The Des Moines Register
Thursday, December 5, 1996, Page 16A
letters@dmreg.com

THE REGISTER'S EDITORIALS

Marijuana: What's the fuss?

An Iowa woman smokes it legally.
Why can't others, by prescription?

        Lost in the dust kicked up by the suddenly renewed storm over legalizing marijuana is the fact that the drug has been legal for 10 years, in pill form.  Distributors in Cedar Rapids and Omaha supply the prescription pills to Iowa, and it's on the approved list for the poor.  In fiscal `96, Iowa Medicaid paid $17,500 for the drug, trade name Marinol, at $4.63 per pill, primarily for treatment of nausea caused by cancer chemotherapy.
        In theory, the pill is the therapeutic equal of the cigarette.  The U.S. Public Health Service has found no evidence that smoking marijuana provides any greater therapeutic value than Marinol, whether used to treat glaucoma, multiple sclerosis, AIDS, or any of the other conditiom for which it's prescribed.  The National Institutes of Health agree.  Others - including an Iowan who has used both legally - disagree.
        Meanwhile, months of stormy debate in California and Arizona over legalizing marijuana for medical use came to a head last month when voters in both states said yes, by comfortable margins.  But far from putting the matter to rest, the vote has shifted the argument to the national stage.  In congressional hearings this week, the two states' actions were blasted as part of an insidious national drive to legalize drugs and push users toward harder stuff.
        With the pill form available, and two medical/scientific branches of the federal government contending that the effects of the pill and the cigarette are equivalent, why the fuss over making marijuana cigarettes available through medical channels?
        Because they're far from equal, according to an Iowa victim of multiple sclerosis.  Marijuana cigarettes work for her.  Marinol doesn't.
        Barbara Douglass of Storm Lake is one of only eight Americans provided with legal marijuana cigarettes through a U.S. Food and Drug Administration program for "compassionate" relief.  She became ill with multiple sclerosis in 1988.  She was given a prescription for Marinol, and found it far too powerful.
        "You took Marinol, and the Marinol took you," she said.  "It's too heavy, too strong."
        The pills came in a gel form whose dosage was difficult to regulate, she said.  It would "knock out everything you wanted to think, say and do."
        She continued the treatment for three months in 1991 and told her doctor it was not helping.  Then a lawsuit temporarily opened a tiny window of opportunity that allowed distribution of marijuana cigarettes to a handful of people, she among them.  The cigarettes come from North Carolina's Research Triangle.
        The advantage of smoking marijuana, she said, is that you can adjust the dosage as needed to ease your pain, simply by the number of draws on the cigarette before setting it down.  She smokes 10 per day.
        But while Marinol failed her, Douglass said, it worked for a friend.  It eased the pain and nausea caused by the chemotherapy after surgery for breast cancer.

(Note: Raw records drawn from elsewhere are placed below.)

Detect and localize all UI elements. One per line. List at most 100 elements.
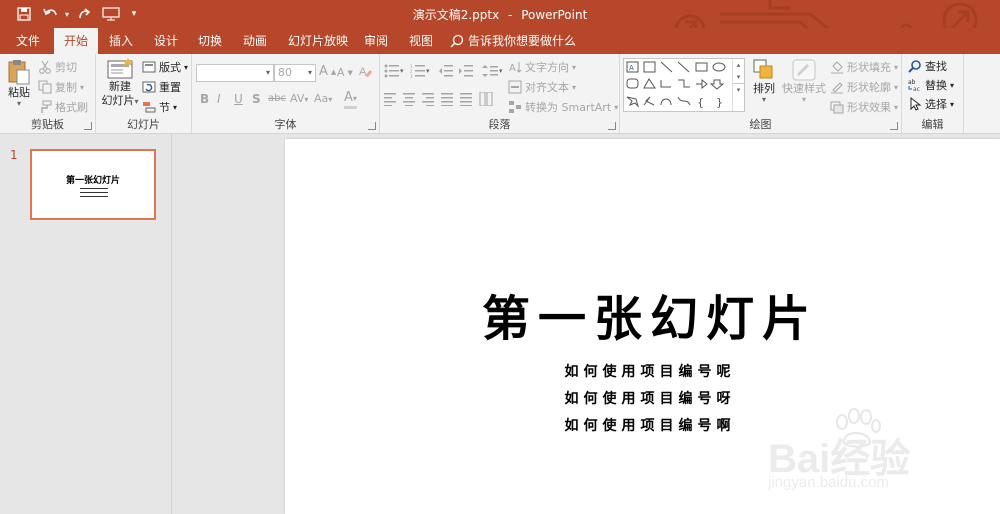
replace-button[interactable]: ab ac 替换 ▾	[908, 77, 954, 93]
ribbon-home: 粘贴 ▾ 剪切 复制 ▾ 格式刷 剪贴板 新建 幻灯片▾ 版式 ▾ 重置 节 ▾…	[0, 54, 1000, 134]
slide-thumbnail[interactable]: 第一张幻灯片	[30, 149, 156, 220]
text-shadow-button[interactable]: S	[252, 92, 261, 106]
shape-fill-button[interactable]: 形状填充 ▾	[830, 59, 898, 75]
paintbrush-icon	[41, 100, 52, 113]
shape-fill-dropdown-icon[interactable]: ▾	[894, 63, 898, 72]
svg-text:▾: ▾	[499, 67, 503, 75]
font-name-dropdown-icon[interactable]: ▾	[266, 65, 270, 81]
tab-review[interactable]: 审阅	[354, 28, 398, 54]
shapes-gallery[interactable]: A {} ▴ ▾ ▾	[623, 58, 745, 112]
font-name-combo[interactable]: ▾	[196, 64, 274, 82]
alignment-buttons-icon[interactable]	[384, 92, 502, 106]
arrange-dropdown-icon[interactable]: ▾	[762, 96, 766, 104]
editing-group: 查找 ab ac 替换 ▾ 选择 ▾ 编辑	[902, 54, 964, 134]
decrease-font-icon[interactable]: A ▼	[337, 66, 353, 79]
reset-button[interactable]: 重置	[142, 79, 181, 95]
tab-home[interactable]: 开始	[54, 28, 99, 54]
arrange-icon	[753, 59, 773, 79]
font-color-button[interactable]: A▾	[344, 91, 357, 109]
format-painter-button[interactable]: 格式刷	[38, 99, 88, 115]
shape-effects-button[interactable]: 形状效果 ▾	[830, 99, 898, 115]
svg-text:▾: ▾	[426, 67, 430, 75]
shape-fill-label: 形状填充	[847, 61, 891, 74]
strikethrough-button[interactable]: abc	[268, 93, 286, 104]
layout-label: 版式	[159, 61, 181, 74]
tab-insert[interactable]: 插入	[99, 28, 143, 54]
editing-group-label: 编辑	[921, 118, 944, 131]
font-group-label: 字体	[274, 118, 297, 131]
slide-body-line[interactable]: 如何使用项目编号呀	[285, 388, 1000, 408]
copy-button[interactable]: 复制 ▾	[38, 79, 84, 95]
numbering-icon[interactable]: 123▾	[410, 64, 432, 78]
arrange-label: 排列	[753, 82, 775, 95]
drawing-group: A {} ▴ ▾ ▾ 排列 ▾ 快速样式 ▾ 形状填充 ▾ 形状轮廓 ▾ 形状…	[620, 54, 902, 134]
drawing-launcher-icon[interactable]	[890, 122, 898, 130]
shape-effects-dropdown-icon[interactable]: ▾	[894, 103, 898, 112]
replace-dropdown-icon[interactable]: ▾	[950, 81, 954, 90]
copy-dropdown-icon[interactable]: ▾	[80, 83, 84, 92]
shape-outline-button[interactable]: 形状轮廓 ▾	[830, 79, 898, 95]
italic-button[interactable]: I	[217, 92, 221, 106]
lightbulb-search-icon	[450, 34, 464, 48]
paste-dropdown-icon[interactable]: ▾	[17, 100, 21, 108]
pen-icon	[831, 82, 843, 94]
character-spacing-button[interactable]: AV▾	[290, 92, 308, 105]
layout-dropdown-icon[interactable]: ▾	[184, 63, 188, 72]
new-slide-button[interactable]: 新建 幻灯片▾	[100, 58, 140, 109]
section-dropdown-icon[interactable]: ▾	[173, 103, 177, 112]
arrange-button[interactable]: 排列 ▾	[750, 58, 778, 104]
select-button[interactable]: 选择 ▾	[908, 96, 954, 112]
tab-file[interactable]: 文件	[6, 28, 50, 54]
watermark-url: jingyan.baidu.com	[768, 474, 889, 491]
text-direction-dropdown-icon[interactable]: ▾	[572, 63, 576, 72]
align-text-dropdown-icon[interactable]: ▾	[572, 83, 576, 92]
text-direction-icon: A	[509, 62, 522, 74]
text-direction-label: 文字方向	[525, 61, 569, 74]
smartart-dropdown-icon[interactable]: ▾	[614, 103, 618, 112]
slide-body-line[interactable]: 如何使用项目编号呢	[285, 361, 1000, 381]
decrease-indent-icon[interactable]	[438, 64, 454, 78]
tell-me-box[interactable]: 告诉我你想要做什么	[450, 28, 576, 54]
title-separator: -	[508, 8, 513, 22]
drawing-group-label: 绘图	[749, 118, 772, 131]
cut-button[interactable]: 剪切	[38, 59, 77, 75]
align-text-button[interactable]: 对齐文本 ▾	[508, 79, 576, 95]
tab-design[interactable]: 设计	[144, 28, 188, 54]
quick-styles-dropdown-icon[interactable]: ▾	[802, 96, 806, 104]
tab-animations[interactable]: 动画	[233, 28, 277, 54]
tab-view[interactable]: 视图	[399, 28, 443, 54]
layout-button[interactable]: 版式 ▾	[142, 59, 188, 75]
text-direction-button[interactable]: A 文字方向 ▾	[508, 59, 576, 75]
quick-styles-button[interactable]: 快速样式 ▾	[782, 58, 826, 104]
tab-transitions[interactable]: 切换	[188, 28, 232, 54]
slides-group: 新建 幻灯片▾ 版式 ▾ 重置 节 ▾ 幻灯片	[96, 54, 192, 134]
bold-button[interactable]: B	[200, 92, 209, 106]
new-slide-icon	[107, 58, 133, 79]
clipboard-launcher-icon[interactable]	[84, 122, 92, 130]
line-spacing-icon[interactable]: ▾	[482, 64, 504, 78]
underline-button[interactable]: U	[234, 92, 243, 106]
reset-label: 重置	[159, 81, 181, 94]
paragraph-launcher-icon[interactable]	[608, 122, 616, 130]
paste-button[interactable]: 粘贴 ▾	[4, 58, 34, 108]
shape-outline-dropdown-icon[interactable]: ▾	[894, 83, 898, 92]
tab-slideshow[interactable]: 幻灯片放映	[278, 28, 358, 54]
shapes-scrollbar[interactable]: ▴ ▾ ▾	[732, 59, 744, 111]
change-case-button[interactable]: Aa▾	[314, 92, 332, 105]
thumbnail-line	[80, 196, 108, 197]
find-button[interactable]: 查找	[908, 58, 947, 74]
section-button[interactable]: 节 ▾	[142, 99, 177, 115]
document-title: 演示文稿2.pptx	[412, 8, 500, 22]
increase-font-icon[interactable]: A ▲	[319, 64, 336, 79]
increase-indent-icon[interactable]	[458, 64, 474, 78]
select-dropdown-icon[interactable]: ▾	[950, 100, 954, 109]
font-launcher-icon[interactable]	[368, 122, 376, 130]
bullets-icon[interactable]: ▾	[384, 64, 406, 78]
copy-label: 复制	[55, 81, 77, 94]
font-size-combo[interactable]: 80 ▾	[274, 64, 316, 82]
slide-title[interactable]: 第一张幻灯片	[285, 279, 1000, 349]
font-size-dropdown-icon[interactable]: ▾	[308, 65, 312, 81]
clear-formatting-icon[interactable]: A	[358, 64, 372, 78]
convert-smartart-button[interactable]: 转换为 SmartArt ▾	[508, 99, 618, 115]
svg-text:ab: ab	[908, 79, 916, 86]
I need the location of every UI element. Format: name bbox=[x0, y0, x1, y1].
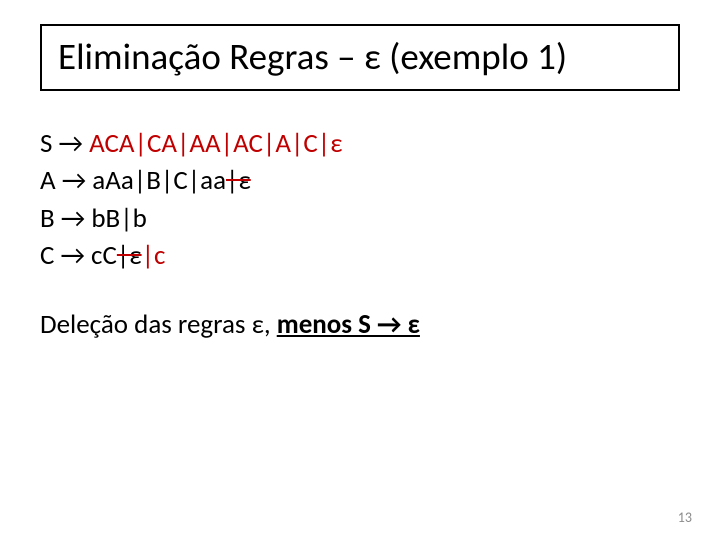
slide: Eliminação Regras – ε (exemplo 1) S → AC… bbox=[0, 0, 720, 540]
rule-c-added: |c bbox=[142, 239, 166, 272]
rule-b-lhs: B → bbox=[40, 202, 91, 235]
page-number: 13 bbox=[678, 509, 692, 526]
rule-b: B → bB|b bbox=[40, 200, 680, 237]
rule-s: S → ACA|CA|AA|AC|A|C|ε bbox=[40, 125, 680, 162]
rule-a: A → aAa|B|C|aa|ε bbox=[40, 162, 680, 199]
deletion-emphasis: menos S → ε bbox=[277, 308, 420, 341]
slide-title: Eliminação Regras – ε (exemplo 1) bbox=[58, 34, 662, 79]
rule-b-rhs: bB|b bbox=[91, 202, 147, 235]
rule-c: C → cC|ε|c bbox=[40, 237, 680, 274]
rule-a-rhs: aAa|B|C|aa bbox=[92, 164, 226, 197]
rule-c-lhs: C → bbox=[40, 239, 91, 272]
deletion-prefix: Deleção das regras ε, bbox=[40, 308, 277, 341]
deletion-note: Deleção das regras ε, menos S → ε bbox=[40, 308, 680, 341]
grammar-rules: S → ACA|CA|AA|AC|A|C|ε A → aAa|B|C|aa|ε … bbox=[40, 125, 680, 274]
rule-c-rhs: cC bbox=[91, 239, 117, 272]
title-box: Eliminação Regras – ε (exemplo 1) bbox=[40, 24, 680, 91]
rule-s-added: ACA|CA|AA|AC|A|C|ε bbox=[89, 127, 342, 160]
rule-s-lhs: S → bbox=[40, 127, 89, 160]
rule-a-lhs: A → bbox=[40, 164, 92, 197]
rule-c-deleted: |ε bbox=[117, 239, 142, 272]
rule-a-deleted: |ε bbox=[226, 164, 251, 197]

        Some who favor legalizing marijuana cigarettes argue that Marinol contains just one of several substances in marijuana that provide pain relief.  The contradiction between that contention and the findings of the PHS and NIH may be worth further study.  But the fundamental issue of legalization remains:
        Should doctors have the prerogative to presribe dangerous and possibly addictive drugs when they think their patients need them?  And the answer is the same, whether the drug be marijuana, morphine, codeine, Demerol, or any of a bunch of others on the "controlled substance" list: Yes.  To deny doctors all the tools that should be available to them is to let those who misuse drugs dictate medical policy.
        Far from weakening either our laws or our resolve in the war on drugs, recognizing the value of some misused drugs helps to dispel the notion that our policy is grounded in hysteria.